Ebbene nel caso dell’abuso di ufficio, invece, tutti questi argomenti hanno costituito la base della pubblicità ingannevole messa in scena: che occorreva tutelare gli autori degli illeciti dal rischio di processi di inutile e dannoso esercizio, ma non le vittime degli illeciti stessi.
Tutto questo dimostra il dominio di una preoccupazione processuale sulle esigenze e le logiche del diritto sostanziale. Il diritto penale è di nuovo servente rispetto al processo, che a sua volta non deve costituire un’arma politica: l’art. 323 c.p., infatti, sarebbe sempre stato utilizzabile quando non sussistessero (ancora) indizi di corruzione, concussione, peculato, malversazione etc. Il suo potenziale uso esplorativo è cioè la sua colpa d’origine. Secondo questa visione è nel processo e nell’ordinamento giudiziario che si annida il male del sistema che precipita poi sul diritto sostanziale. Del resto, le riforme processuali o gli scopi processuali che abbiamo individuato non riguardano i fatti-reati della maggior parte dei tipi di autore che finiscono in carcere. La loro selezione di classe rimane assicurata. Ecco che questo garantismo non appare affatto imparziale, perché restaura il primato della politica sul potere giudiziario, e incide sulla selezione degli autori puniti, perché mantiene e rafforza un disegno, o uno status quo, che è di privilegio.
Anche la riforma del reato di traffico di influenze si inserisce nello stesso quadro. La fattispecie (art. 346-bis c.p.) ora è molto più tassativa di quella sostituita, e reca la definizione della “mediazione illecita”. Si chiede che l’influencer abbia finalità economiche e di promozione della commissione di reati da parte di un p.u., con vantaggio indebito. Sennonché, se fosse rimasto l’abuso d’ufficio fra i target, la fattispecie avrebbe conservato una autonomia di diritto sostanziale. Invece, abolito l’art. 323 c.p. tra i possibili reati-scopo, non residua realisticamente che la corruzione. Ridotto così il traffico di influenze a poco più di una norma ancillare a indagini sulla corruzione già abbondantemente possibili, anche qui emerge che la norma non ha un ubi consistam sostanziale, ma per l’appunto solo di continenza processuale: non si cominceranno indagini anticipate, basate solo sul reato di abuso (ora che non c’è più), per cercare altro.
Si è evitato di suggerire a futuri legislatori come risuscitare il cadavere del defunto abuso, che comunque era destinato a una storica riduzione selettiva nella tutela[2]. Dovevamo qui spiegare il perché vero di una legislazione di lotta, e non di serena depenalizzazione di comportamenti avvertiti come inoffensivi, morali o socialmente accetti.
[1] G.D. Comporti, E. Morlino, La difficile convivenza tra azione penale e funzione amministrativa, in Riv. trim. dir. pub., 2019, 184 s.

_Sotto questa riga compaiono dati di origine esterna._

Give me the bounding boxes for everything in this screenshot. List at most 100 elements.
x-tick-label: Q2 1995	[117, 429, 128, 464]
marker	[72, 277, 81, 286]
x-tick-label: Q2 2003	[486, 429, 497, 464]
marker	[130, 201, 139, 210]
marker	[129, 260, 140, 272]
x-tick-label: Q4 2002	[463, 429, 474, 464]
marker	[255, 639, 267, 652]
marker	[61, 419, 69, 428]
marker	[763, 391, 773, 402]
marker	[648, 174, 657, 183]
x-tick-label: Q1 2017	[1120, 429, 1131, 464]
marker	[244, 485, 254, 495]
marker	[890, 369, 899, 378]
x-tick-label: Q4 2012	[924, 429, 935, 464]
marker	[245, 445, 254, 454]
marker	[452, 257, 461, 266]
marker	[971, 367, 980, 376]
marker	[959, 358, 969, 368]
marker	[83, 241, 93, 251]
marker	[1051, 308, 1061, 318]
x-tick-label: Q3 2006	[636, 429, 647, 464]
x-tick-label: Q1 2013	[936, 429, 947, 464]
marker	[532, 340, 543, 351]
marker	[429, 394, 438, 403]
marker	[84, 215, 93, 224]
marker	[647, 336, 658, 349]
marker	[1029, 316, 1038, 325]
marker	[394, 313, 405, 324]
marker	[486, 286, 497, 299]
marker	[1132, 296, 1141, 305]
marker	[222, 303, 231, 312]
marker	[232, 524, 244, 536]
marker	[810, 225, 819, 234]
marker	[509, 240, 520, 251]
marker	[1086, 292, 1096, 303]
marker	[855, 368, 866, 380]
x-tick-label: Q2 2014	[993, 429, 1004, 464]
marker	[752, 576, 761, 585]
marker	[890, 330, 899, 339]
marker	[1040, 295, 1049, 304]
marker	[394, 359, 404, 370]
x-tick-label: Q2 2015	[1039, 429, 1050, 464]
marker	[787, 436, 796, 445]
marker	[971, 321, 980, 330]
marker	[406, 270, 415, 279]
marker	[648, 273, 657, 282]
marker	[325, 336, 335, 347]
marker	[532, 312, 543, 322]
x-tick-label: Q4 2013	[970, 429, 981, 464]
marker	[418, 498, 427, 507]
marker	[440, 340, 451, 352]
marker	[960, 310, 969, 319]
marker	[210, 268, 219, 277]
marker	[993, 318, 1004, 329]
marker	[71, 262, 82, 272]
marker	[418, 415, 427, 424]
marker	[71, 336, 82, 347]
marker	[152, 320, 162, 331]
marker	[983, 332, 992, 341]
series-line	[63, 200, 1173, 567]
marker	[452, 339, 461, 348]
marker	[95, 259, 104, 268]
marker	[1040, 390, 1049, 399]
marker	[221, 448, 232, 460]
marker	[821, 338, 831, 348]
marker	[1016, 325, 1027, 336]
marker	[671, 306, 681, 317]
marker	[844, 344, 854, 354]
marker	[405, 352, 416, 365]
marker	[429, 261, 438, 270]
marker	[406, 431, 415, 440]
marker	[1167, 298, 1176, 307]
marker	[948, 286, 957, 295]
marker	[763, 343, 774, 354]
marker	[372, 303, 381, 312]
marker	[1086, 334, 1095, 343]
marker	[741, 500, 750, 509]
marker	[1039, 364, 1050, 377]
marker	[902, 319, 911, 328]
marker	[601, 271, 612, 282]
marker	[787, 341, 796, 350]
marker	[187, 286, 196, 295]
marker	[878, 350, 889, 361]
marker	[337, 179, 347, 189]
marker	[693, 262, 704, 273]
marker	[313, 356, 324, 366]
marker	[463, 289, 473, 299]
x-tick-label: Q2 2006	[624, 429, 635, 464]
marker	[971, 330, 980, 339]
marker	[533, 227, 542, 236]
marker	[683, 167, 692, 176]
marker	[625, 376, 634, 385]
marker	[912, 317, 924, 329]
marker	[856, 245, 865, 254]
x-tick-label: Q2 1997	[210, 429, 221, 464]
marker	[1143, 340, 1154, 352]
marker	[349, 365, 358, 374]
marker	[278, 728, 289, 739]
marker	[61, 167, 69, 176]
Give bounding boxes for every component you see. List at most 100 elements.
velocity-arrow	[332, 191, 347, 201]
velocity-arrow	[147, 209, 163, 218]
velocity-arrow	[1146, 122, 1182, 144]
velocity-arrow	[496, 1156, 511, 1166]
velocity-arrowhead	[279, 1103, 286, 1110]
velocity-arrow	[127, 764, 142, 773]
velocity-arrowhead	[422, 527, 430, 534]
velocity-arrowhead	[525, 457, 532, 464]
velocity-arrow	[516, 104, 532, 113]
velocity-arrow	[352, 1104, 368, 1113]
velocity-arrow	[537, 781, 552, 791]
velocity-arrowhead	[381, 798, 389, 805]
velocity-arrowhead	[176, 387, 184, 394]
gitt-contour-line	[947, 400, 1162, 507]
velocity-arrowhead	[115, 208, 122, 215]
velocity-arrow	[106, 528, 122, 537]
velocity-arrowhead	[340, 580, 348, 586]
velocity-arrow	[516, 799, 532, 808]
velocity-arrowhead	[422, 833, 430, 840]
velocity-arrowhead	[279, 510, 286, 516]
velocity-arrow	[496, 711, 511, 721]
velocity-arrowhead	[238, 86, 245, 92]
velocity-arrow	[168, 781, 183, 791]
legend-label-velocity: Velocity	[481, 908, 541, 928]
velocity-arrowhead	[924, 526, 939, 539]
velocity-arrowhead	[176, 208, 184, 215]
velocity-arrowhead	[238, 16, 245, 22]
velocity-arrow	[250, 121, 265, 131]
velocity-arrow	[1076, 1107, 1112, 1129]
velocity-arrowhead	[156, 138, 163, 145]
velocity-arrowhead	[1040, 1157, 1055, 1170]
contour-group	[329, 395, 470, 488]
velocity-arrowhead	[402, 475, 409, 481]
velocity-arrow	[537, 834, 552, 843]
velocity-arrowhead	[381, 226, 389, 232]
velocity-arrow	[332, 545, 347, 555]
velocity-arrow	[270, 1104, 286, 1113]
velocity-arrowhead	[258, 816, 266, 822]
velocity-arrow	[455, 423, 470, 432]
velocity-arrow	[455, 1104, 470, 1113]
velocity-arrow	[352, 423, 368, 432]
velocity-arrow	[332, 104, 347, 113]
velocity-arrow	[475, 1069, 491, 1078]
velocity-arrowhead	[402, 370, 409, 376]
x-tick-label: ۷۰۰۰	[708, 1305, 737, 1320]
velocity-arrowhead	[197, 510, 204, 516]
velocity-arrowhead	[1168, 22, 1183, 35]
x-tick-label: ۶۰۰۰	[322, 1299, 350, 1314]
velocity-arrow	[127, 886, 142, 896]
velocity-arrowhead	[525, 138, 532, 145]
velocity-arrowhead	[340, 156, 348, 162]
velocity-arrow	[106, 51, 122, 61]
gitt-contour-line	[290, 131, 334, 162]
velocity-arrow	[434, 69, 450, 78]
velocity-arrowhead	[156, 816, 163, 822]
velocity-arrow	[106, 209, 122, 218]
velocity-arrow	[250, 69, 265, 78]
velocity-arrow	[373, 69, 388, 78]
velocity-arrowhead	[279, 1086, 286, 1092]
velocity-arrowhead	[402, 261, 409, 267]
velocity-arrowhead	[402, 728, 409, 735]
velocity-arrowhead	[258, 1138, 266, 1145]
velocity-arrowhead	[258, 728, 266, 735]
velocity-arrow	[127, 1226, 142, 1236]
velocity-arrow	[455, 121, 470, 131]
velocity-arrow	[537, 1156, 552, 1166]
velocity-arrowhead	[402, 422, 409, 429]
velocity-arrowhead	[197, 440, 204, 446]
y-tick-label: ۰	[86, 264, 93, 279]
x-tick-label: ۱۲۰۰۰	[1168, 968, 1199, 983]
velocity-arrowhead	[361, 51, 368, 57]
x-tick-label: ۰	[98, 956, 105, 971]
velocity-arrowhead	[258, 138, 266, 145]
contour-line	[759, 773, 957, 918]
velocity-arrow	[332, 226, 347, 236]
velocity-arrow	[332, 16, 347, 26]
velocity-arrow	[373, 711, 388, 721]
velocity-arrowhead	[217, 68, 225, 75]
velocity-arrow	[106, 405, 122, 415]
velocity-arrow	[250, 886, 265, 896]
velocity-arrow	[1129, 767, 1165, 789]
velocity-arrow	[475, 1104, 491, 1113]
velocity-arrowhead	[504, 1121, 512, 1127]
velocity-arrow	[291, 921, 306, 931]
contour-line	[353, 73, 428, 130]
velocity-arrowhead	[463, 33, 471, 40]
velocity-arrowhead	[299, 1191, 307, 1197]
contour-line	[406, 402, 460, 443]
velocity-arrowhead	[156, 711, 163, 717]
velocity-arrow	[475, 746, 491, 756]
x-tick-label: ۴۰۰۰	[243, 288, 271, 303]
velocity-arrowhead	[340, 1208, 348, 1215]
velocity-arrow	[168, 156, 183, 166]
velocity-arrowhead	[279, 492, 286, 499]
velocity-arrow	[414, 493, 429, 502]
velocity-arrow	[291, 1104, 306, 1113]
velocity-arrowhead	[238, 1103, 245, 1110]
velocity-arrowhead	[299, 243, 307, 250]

V. pure, nello stesso numero della rivista, l’ampio studio di Tonoletti, La pubblica amministrazione sperduta nel labirinto della giustizia penale, ibidem, 77 ss., spec. 116 ss.; G. Viciconte, Il controllo del giudice penale e del giudice contabile sulla discrezionalità amministrativa: la legalità dell’esperienza giuridica concreta, Rivista della Corte dei Conti, 2021, fasc. 3, 50 ss.; Il processo penale per i delitti contro la Pubblica Amministrazione, a cura di Adolfo Scalfati, Cacucci, 2024.
[2] M. Donini, Gli aspetti autoritari della mera cancellazione dell’abuso di ufficio, in Sistema penale, 23.6.23.